A relação entre os dois países costuma ser pontuada ainda pelas críticas, do lado brasileiro, principalmente, contra as medidas que dificultam a fluidez dos desembarques de produtos brasileiros na Argentina. Na semana passada, entretanto, após se reunir com o presidente Bolsonaro, em Brasília, o novo embaixador da Argentina no país, Daniel Scioli, disse, em entrevista ao jornal La Nación, de Buenos Aires, que “esse assunto já foi resolvido”.
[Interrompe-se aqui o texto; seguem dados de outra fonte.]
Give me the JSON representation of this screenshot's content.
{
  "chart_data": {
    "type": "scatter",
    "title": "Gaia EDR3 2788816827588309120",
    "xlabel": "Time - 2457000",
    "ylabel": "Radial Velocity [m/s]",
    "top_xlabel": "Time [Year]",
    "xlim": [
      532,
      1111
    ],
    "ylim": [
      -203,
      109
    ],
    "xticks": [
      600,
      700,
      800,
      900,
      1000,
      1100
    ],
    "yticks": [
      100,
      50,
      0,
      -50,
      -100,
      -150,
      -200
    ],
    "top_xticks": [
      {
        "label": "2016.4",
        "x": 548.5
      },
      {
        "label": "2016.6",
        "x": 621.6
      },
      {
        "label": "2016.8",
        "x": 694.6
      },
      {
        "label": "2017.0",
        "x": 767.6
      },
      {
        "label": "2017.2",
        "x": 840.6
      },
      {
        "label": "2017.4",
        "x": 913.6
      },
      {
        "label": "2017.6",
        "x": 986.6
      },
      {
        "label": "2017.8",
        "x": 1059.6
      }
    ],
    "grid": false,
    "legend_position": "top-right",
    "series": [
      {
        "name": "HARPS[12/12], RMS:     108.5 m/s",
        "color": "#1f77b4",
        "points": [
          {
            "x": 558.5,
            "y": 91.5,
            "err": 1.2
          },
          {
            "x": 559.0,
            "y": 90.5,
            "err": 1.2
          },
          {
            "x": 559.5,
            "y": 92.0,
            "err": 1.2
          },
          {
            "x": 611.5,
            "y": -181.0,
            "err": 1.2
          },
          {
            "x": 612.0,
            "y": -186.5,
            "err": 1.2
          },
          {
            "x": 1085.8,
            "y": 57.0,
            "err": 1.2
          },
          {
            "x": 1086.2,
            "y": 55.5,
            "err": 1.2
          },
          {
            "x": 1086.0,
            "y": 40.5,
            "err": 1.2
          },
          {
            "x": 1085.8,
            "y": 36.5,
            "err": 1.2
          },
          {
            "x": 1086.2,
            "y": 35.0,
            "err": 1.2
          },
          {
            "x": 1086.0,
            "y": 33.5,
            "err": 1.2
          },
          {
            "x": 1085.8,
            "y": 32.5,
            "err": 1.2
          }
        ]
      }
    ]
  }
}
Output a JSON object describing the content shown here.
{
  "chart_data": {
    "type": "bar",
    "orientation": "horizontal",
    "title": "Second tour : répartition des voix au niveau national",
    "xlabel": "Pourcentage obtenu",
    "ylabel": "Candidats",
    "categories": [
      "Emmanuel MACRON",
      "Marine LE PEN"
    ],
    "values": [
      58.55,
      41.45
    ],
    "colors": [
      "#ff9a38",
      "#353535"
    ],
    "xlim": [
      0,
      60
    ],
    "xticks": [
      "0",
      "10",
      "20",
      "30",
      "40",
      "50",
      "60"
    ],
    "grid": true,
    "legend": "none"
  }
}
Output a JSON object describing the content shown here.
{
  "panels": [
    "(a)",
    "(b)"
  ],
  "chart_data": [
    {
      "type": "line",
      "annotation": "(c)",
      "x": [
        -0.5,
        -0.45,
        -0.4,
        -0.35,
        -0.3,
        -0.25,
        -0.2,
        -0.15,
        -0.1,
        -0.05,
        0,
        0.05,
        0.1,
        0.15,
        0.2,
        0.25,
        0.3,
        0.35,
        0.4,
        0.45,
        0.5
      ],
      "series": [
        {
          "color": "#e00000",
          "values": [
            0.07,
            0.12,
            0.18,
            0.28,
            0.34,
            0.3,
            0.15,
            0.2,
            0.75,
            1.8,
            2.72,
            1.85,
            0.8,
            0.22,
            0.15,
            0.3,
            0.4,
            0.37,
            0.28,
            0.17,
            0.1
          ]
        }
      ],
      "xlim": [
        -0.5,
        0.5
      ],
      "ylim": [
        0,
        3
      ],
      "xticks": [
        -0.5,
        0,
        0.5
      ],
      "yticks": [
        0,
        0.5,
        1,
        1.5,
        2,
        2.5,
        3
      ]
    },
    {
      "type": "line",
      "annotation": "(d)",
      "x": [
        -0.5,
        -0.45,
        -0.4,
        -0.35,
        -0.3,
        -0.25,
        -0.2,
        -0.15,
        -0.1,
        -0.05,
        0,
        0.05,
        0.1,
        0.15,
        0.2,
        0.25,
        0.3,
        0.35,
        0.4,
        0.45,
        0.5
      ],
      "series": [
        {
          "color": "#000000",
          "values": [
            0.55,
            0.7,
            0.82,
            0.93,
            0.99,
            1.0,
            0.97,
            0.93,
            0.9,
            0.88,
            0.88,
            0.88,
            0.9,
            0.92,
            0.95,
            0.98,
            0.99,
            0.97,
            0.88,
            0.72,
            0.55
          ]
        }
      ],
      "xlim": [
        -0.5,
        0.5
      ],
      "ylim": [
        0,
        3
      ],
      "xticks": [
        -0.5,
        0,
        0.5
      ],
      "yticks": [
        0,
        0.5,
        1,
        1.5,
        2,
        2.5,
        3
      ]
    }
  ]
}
Quando questionado sobre a queda no comércio bilateral em cerca de 30%, Scioli disse que vai trabalhar para que “o incremento do comércio seja de forma sustentável em quantidade e em qualidade”.
Exploração aeroespacial
Há poucos dias, a Argentina ratificou um acordo assinado em 2014, durante o governo da ex-presidente Cristina Kirchner, para a instalação de uma “estação terrestre de seguimento, comando e aquisição de dados”, na província de Neuquén, “para as missões chinesas de exploração interplanetária no marco do Programa Chinês de Exploração da Lua”.
Os dois países dizem querer trabalhar juntos para o desenvolvimento de tecnologia espacial, com fins pacíficos e benefícios mútuos.
No mês passado, a Conae informou que participa da missão chinesa que lançou uma sonda a Marte em julho, da base de Hainan, no sul do país asiático.
Central nuclear
Em entrevista à BBC News Brasil, o ex-embaixador da Argentina na China, Diego Guelar, contou que a Argentina e a China fizeram um acordo para a construção de uma central nuclear na província de Buenos Aires que envolverá cerca de US$ 8 bilhões de investimentos chineses.
Com essa base nuclear, os dois países pretendem gerar energia para a Argentina e vender produtos ligados ao setor para a América Latina. Procurado, o Ministério da Produção, responsável pelo setor, não respondeu às perguntas da BBC News Brasil até o fechamento dessa reportagem.